Some planning tips for new teachers in Key Stage 1

1. Don’t panic! The curriculum for KS1 is fundamentally about reading, writing, maths, and lots of speaking and listening. There is a small amount of content in the foundation subjects – science, history, geography etc. – but not too much: so breath easy on coverage. For KS1 the curriculum is all about practicing the basic skills without turning school into a bore.

2. Pick a topic kids are interested in. A year with a class of bored infants can be a very long time. Here are some suggestions: castles, animals, dinosaurs, traditional stories and fairy-tales, sharks, space (especially aliens), caves, volcanoes, fire-fighters and rescue teams.

3. Pick a topic you’re interested in. The kids will soon realise if you’re going through the motions teaching a topic you’re not inspired by or know little about.

4. If you’re lumbered with a boring topic you have to teach, then find a way to make it interesting. ‘Rocks’ was always a dreaded one from the QCA schemes of work, but the actual content was tiny and so quite easy to turn into something exciting like, ‘A Mission to Mars’.

5. Use picture books if you’re stuck for ideas. There are some fantastic books for young children that make great lesson starters and stimulus for writing. Keep one or two up your sleeve. My current favourite is, “Don’t Read this Book!” A wonderful layered narrative told from multiple points of view.

6. Read the Curriculum. It’s not a riveting read, but you need to know it back to front, especially English and Maths. The appendix in the new curriculum is particularly useful and should become a constant companion. Take a look at the website Michael Tidd and I has compiled comparing the new and old curriculum and the fantastically useful curriculum resources Michael has created.

7. Plan for learning over the whole year. Don’t be in too much of a hurry and don’t leave everything until the last minute.
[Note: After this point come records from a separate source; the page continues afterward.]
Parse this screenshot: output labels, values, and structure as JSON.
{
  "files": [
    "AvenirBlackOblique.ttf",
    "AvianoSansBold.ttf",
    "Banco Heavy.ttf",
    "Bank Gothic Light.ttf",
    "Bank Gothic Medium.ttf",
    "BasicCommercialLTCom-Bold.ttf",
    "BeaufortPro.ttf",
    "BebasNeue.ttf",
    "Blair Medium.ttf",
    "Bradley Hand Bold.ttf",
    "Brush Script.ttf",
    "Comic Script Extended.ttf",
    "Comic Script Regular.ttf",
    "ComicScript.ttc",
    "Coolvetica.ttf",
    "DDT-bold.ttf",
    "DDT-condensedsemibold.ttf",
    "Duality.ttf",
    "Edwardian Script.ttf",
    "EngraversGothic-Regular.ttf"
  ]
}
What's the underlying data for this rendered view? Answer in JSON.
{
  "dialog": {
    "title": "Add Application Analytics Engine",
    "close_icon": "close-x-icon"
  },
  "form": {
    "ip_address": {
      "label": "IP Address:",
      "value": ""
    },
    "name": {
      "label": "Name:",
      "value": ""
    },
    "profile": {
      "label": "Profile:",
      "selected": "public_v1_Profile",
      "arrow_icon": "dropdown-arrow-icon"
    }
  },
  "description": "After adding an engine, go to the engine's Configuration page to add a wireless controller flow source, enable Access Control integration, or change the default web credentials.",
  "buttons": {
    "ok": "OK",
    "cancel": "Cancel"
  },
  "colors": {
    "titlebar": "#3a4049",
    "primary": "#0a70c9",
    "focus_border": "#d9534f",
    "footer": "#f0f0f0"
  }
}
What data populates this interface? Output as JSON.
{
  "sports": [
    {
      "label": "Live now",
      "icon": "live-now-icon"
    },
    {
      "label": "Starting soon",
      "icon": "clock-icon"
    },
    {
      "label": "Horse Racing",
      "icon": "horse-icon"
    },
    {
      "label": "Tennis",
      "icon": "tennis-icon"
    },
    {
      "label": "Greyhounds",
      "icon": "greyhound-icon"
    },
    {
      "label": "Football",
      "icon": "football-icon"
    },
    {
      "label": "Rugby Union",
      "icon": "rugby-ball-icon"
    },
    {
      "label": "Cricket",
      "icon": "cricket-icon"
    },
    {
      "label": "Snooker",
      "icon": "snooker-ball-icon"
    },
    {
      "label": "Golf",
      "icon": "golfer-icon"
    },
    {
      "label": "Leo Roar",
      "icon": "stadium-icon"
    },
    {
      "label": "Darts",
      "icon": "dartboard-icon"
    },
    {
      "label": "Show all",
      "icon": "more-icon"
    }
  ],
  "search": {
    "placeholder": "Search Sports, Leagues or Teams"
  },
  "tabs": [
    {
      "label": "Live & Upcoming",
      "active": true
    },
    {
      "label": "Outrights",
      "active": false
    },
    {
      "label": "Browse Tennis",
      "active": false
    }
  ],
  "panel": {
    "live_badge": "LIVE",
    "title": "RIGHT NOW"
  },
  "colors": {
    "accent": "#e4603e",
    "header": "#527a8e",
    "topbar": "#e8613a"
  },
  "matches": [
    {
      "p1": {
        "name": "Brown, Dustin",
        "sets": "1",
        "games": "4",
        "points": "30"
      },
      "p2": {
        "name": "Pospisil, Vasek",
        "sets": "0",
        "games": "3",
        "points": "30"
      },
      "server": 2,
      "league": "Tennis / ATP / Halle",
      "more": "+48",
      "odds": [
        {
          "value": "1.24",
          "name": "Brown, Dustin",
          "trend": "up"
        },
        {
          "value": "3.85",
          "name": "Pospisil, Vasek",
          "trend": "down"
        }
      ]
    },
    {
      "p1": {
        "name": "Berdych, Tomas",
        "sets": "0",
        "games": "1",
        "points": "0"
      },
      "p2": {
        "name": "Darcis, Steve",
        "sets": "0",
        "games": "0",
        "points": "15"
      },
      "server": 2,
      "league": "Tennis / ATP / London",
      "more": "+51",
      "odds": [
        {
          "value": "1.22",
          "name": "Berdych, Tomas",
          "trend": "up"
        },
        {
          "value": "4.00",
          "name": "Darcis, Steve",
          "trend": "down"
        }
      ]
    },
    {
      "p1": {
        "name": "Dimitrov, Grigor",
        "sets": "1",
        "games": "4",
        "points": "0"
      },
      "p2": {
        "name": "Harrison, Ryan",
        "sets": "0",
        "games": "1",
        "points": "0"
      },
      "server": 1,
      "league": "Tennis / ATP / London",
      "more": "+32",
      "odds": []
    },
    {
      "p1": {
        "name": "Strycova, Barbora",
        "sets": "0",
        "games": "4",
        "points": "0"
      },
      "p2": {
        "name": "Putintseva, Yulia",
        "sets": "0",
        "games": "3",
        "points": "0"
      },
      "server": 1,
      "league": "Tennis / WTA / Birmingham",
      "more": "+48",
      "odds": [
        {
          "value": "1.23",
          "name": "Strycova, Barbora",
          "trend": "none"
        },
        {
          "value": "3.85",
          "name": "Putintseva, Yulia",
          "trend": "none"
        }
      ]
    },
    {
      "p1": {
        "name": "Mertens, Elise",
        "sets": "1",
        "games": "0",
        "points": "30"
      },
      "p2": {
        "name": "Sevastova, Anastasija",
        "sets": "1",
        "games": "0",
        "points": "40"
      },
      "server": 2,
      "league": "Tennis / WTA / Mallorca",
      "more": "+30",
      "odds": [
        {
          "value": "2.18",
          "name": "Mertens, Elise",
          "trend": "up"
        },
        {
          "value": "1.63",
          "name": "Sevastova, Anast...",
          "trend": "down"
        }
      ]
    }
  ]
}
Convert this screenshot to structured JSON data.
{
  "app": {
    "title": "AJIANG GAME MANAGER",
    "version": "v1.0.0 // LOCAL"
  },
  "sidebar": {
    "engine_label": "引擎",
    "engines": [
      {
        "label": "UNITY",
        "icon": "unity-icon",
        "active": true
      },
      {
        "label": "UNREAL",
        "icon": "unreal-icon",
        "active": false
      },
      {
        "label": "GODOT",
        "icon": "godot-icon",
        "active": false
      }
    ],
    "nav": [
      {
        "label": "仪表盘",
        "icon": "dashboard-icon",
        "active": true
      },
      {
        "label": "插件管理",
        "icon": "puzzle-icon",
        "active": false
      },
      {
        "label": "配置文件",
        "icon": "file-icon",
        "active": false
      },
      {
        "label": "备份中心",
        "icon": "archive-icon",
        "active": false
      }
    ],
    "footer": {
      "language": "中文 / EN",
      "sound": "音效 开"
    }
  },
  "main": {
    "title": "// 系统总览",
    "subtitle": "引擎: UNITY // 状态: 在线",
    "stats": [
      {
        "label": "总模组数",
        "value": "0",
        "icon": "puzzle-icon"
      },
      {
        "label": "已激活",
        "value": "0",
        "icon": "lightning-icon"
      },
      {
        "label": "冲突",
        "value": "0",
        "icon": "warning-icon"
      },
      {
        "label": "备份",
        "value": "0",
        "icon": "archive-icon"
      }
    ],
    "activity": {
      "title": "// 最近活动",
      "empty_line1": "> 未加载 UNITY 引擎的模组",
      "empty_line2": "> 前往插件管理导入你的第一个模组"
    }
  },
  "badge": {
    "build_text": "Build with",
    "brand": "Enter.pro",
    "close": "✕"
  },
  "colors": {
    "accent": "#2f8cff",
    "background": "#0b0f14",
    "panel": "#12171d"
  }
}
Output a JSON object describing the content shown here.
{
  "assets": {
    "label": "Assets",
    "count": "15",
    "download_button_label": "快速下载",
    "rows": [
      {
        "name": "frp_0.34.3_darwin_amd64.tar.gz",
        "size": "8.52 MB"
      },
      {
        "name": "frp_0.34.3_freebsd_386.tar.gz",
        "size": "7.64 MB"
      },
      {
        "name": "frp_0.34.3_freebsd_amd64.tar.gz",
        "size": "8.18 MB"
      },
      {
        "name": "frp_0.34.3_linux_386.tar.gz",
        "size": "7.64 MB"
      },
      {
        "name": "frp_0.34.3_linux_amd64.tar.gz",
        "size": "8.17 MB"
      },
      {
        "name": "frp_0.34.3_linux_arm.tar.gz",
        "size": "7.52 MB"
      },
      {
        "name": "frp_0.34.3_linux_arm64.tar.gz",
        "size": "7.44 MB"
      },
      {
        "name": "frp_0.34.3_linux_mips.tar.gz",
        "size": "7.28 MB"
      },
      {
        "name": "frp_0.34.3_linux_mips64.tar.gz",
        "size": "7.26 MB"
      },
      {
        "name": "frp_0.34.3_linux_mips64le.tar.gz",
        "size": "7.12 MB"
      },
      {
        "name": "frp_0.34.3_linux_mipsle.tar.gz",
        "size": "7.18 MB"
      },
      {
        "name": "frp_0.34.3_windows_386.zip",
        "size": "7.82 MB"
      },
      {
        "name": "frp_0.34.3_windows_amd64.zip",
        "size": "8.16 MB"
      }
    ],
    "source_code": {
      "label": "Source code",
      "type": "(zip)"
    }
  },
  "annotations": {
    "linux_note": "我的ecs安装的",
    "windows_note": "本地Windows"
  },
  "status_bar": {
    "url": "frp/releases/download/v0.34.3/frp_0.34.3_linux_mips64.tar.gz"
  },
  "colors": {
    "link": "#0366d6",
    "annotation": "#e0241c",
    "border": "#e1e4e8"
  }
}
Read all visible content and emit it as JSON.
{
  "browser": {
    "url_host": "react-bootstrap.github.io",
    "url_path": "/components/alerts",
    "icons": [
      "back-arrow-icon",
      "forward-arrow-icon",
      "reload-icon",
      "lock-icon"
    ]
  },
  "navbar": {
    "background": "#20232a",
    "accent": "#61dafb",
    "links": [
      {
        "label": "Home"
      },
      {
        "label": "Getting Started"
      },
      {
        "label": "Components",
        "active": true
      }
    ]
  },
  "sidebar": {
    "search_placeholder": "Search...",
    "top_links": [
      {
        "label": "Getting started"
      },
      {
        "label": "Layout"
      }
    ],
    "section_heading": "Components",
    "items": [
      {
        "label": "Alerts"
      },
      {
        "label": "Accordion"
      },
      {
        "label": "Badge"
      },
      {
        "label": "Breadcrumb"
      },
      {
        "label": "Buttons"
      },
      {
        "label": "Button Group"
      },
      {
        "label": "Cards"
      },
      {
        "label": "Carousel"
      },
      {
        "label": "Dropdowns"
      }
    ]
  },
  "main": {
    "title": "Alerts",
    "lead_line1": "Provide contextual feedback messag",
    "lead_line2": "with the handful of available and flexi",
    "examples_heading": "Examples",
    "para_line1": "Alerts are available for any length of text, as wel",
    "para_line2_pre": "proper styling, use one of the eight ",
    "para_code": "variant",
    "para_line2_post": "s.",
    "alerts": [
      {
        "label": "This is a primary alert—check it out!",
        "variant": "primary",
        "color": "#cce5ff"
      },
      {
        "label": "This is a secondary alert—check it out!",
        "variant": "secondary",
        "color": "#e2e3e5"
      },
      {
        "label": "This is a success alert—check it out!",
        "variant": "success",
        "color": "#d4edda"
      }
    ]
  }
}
The programmes of study in the new curriculum are incremental and designed for student development year on year, so make sure the knowledge and skills you’re responsible for are practiced and consolidated. This takes time, preparation, and planning, so make sure you start early and give the students plenty of opportunities to develop.

8. Little and often. Reading, writing, and maths skills are developed through sustained, concentrated, practice over time. So practice them every day and don’t be afraid to use silence. On the other hand, don’t over do it. The law of diminishing returns kicks in early in KS1.

9. Don’t over plan. If you plan things in too much detail you are bound to regret it. Try planning activities (rather than coverage and development) for only a few days ahead and then fill in the details as you go along. This will keep your planning flexible and responsive to what’s happening in class and help you avoid planning activities you don’t end up using. Of course, don’t go too far the other way and find yourself under-prepared!

10. Listen to the children. The best resource we have in our classrooms is the children’s imagination, so listen to their ideas and pay attention to their interests and tacit knowledge. Of course they can’t do the planning for you and they’re not in charge, but if you can use their ideas to teach the same curriculum then I reckon it’s worth twice as much as using one of your own.